Morris and de Jonge worked on their model for five years before they began testing it last fall at an audiology clinic in Manhattan. Working their connections in the New York finance and entertainment worlds, they had no trouble lining up volunteers.
“Among the age-related-hearing-loss set,” Wired wrote in a profile of the company in December, “getting into the Fortell beta test has become a weird status symbol, the aural-prosthetics version of a limited-edition Birkin bag.”
One of those first adapters was comedian Steve Martin. “I’ve tried different brands of hearing aids, and they’re good, but they’re not this good,” he told the magazine. “I used to dread going to a restaurant, and now I don’t.”
Another enthusiastic early adopter is venture capitalist Gordon Ritter ’86. As he aged, he noticed that he was having trouble keeping up during noisy meetings or found himself talking too much or too loudly to compensate for his inability to follow conversations. The change with Fortell, he says, has been “night and day,” and he emphasizes that he is not an investor in the company, just a satisfied customer.

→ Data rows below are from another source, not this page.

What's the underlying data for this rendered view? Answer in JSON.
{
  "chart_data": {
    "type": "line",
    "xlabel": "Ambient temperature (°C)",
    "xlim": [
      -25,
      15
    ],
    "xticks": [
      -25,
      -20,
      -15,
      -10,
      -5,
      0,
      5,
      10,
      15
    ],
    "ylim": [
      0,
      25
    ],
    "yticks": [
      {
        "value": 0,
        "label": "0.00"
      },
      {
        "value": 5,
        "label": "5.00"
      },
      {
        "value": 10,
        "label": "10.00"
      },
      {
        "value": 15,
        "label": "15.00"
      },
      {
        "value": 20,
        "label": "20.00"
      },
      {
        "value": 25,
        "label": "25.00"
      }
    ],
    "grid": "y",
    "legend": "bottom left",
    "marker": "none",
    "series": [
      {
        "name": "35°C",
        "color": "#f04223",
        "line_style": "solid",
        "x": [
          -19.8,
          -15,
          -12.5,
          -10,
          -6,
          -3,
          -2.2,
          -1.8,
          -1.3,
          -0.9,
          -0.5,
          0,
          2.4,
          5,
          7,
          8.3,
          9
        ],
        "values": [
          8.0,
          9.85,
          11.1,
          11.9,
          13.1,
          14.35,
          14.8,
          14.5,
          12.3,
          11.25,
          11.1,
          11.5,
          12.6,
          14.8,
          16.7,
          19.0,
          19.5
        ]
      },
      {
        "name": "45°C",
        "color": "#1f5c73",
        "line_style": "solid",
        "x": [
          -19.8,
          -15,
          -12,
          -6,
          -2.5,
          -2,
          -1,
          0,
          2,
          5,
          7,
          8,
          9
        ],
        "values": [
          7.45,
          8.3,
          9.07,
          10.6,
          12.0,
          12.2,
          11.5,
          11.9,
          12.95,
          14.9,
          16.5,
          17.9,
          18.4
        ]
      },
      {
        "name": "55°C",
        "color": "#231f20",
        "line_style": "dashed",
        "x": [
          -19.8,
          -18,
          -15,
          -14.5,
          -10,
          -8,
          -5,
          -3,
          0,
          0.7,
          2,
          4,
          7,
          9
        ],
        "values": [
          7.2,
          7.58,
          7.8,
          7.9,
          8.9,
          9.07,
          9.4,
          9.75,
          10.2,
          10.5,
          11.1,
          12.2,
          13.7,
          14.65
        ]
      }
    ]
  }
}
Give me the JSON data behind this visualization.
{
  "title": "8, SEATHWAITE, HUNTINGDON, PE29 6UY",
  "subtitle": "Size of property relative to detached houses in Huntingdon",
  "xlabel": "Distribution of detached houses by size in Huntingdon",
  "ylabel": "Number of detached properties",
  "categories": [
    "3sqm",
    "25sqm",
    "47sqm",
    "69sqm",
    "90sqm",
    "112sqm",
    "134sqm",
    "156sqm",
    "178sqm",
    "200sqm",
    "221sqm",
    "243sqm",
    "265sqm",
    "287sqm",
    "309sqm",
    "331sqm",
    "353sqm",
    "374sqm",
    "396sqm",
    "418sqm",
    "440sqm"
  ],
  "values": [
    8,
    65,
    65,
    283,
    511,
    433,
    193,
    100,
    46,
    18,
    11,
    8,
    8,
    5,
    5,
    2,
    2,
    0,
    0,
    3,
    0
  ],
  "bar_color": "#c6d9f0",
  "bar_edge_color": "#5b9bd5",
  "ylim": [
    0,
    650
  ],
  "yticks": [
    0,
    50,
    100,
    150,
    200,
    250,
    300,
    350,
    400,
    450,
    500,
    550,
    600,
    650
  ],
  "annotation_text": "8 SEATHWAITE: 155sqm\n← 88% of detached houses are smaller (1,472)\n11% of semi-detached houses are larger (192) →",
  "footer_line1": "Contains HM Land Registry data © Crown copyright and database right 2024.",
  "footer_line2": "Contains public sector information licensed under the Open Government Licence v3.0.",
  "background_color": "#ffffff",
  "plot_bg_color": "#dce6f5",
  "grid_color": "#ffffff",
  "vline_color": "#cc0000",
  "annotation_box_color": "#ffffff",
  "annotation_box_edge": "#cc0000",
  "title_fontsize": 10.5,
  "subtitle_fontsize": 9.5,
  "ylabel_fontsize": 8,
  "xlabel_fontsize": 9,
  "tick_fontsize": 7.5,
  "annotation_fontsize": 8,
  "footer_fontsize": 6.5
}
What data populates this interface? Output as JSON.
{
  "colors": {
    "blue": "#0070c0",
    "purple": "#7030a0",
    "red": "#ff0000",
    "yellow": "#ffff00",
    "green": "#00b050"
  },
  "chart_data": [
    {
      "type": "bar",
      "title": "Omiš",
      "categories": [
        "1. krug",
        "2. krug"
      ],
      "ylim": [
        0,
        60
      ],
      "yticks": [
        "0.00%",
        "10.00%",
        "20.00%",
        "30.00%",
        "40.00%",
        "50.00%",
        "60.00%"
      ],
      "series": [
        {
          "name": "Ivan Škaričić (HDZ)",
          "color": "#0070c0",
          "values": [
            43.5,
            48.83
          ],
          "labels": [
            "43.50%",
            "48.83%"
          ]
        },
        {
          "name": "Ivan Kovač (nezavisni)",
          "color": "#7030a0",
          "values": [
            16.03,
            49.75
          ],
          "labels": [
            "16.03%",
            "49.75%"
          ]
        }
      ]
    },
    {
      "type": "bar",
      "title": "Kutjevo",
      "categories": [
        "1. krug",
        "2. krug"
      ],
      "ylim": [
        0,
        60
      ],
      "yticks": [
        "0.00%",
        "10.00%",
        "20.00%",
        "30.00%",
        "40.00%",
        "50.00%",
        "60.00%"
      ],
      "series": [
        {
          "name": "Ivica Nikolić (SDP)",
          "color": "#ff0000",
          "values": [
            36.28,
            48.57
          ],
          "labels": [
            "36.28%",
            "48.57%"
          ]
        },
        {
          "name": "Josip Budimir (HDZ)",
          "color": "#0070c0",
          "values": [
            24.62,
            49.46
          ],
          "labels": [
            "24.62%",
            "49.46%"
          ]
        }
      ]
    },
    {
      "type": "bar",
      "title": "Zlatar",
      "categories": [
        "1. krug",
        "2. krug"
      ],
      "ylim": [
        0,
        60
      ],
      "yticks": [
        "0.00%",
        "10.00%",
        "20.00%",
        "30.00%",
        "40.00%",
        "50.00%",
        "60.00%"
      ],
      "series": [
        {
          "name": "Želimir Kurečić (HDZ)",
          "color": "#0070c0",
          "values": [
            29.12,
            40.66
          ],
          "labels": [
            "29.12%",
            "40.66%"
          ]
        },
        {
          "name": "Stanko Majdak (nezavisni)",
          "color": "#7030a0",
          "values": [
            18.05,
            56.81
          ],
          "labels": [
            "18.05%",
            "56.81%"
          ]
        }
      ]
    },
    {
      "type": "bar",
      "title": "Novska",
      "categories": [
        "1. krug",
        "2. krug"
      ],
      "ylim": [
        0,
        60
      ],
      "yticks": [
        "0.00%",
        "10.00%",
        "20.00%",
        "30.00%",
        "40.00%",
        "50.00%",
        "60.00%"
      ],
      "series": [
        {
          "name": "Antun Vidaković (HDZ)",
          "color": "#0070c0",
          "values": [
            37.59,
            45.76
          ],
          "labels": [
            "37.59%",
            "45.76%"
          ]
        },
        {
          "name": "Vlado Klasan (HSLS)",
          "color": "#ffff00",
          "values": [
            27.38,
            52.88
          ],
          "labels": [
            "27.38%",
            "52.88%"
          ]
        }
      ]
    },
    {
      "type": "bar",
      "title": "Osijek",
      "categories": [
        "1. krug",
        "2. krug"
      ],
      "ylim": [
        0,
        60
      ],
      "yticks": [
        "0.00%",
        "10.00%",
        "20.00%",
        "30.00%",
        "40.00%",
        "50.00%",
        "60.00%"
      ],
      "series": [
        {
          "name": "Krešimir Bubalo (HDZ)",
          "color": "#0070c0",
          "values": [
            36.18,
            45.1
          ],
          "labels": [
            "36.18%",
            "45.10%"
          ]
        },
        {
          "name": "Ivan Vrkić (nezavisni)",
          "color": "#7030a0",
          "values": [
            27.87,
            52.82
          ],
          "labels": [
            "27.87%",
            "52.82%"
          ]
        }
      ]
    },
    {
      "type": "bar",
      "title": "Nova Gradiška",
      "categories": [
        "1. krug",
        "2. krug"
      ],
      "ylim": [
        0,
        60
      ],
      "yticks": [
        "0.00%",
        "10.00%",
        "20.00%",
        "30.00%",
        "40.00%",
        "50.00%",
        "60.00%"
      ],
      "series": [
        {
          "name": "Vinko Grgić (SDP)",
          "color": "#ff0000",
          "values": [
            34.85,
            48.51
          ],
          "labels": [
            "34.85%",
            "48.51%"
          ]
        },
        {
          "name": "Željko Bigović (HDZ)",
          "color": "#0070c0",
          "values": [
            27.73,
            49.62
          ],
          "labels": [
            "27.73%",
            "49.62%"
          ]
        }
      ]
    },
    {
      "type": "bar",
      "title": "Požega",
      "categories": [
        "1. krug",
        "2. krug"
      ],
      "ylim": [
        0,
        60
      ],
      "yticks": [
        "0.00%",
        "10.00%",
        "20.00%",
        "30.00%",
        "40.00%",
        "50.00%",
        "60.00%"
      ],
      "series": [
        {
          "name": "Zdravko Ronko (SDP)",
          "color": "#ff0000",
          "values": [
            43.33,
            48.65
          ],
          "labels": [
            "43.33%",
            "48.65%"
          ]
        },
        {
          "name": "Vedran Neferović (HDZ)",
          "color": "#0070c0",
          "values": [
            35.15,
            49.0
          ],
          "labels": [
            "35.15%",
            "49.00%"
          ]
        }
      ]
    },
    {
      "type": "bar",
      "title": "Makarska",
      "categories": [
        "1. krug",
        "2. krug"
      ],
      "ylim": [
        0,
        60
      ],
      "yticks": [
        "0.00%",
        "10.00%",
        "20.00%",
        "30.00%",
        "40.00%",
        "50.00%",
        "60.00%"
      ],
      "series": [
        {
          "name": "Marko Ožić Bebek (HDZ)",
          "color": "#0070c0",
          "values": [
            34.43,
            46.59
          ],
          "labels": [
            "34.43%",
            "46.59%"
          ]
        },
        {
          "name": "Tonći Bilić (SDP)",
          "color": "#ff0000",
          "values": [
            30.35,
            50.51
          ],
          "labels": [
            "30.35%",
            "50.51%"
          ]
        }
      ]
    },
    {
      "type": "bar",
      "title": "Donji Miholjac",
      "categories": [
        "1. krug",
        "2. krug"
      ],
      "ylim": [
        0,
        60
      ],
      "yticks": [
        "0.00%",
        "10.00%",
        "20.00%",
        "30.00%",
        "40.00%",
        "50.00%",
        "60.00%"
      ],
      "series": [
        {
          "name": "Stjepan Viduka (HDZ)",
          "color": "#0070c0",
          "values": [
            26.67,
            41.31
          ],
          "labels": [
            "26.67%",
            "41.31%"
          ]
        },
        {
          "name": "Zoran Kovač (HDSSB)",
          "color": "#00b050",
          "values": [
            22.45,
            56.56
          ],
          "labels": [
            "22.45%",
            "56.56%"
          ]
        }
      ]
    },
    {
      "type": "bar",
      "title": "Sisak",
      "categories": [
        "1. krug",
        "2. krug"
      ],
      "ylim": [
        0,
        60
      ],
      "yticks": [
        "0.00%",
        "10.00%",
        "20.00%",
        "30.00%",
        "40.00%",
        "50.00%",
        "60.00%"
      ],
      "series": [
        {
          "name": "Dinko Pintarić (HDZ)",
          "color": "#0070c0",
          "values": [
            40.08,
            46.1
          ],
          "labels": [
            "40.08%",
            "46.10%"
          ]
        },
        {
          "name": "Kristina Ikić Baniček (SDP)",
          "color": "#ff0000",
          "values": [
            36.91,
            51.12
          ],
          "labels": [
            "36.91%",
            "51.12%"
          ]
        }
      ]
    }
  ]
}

Fortell sells its hearing aids, which are manufactured in Danbury, Connecticut, from a single audiology clinic on the Upper East Side, but de Jonge and Morris plan to add clinics in Boston; Greenwich, Connecticut; and Palm Beach, Florida. As their market choices suggest, Fortell hearing aids are expensive, selling for $6,800 a pair, which de Jonge says is competitive in the current market. (According to the National Council on Aging, prices for some hearing aids can exceed $7,000.) Hearing aids are not covered under Medicare, and other financial assistance is limited, which can limit the availability of high-end models to the well-to-do.
Still, it appears that building a better hearing aid, like a better mouse trap, can also lead the world to beat a path to your door. Morris says Fortell now has nine audiologists working six-day weeks to fit new patients and support existing ones.
Henderson, who has overcome his qualms about wearing hearing aids in his early 50s, wishes he had discovered Fortell sooner.
“I was nervous about what the guys on the team would think,” he admits. “But they have been completely normal, which says a lot about them, and it gave me the confidence I needed.” Not only is he wearing them full time, he is even working them into his recruiting pitches, using de Jonge and Morris, the two former roommates turned tech innovators, to illustrate the lasting value of a Princeton education.
Still, for the coach, one final beta test awaits. Henderson has worn his hearing aids at practice, but they have not yet been arena-tested. When the Princeton basketball season opens, he will be wearing them on the sidelines.
“Professionally, a big part of what I do is being a very good listener, paying attention to a lot of things,” he says. “It’s helping me do that, which makes me better at what I’m doing.”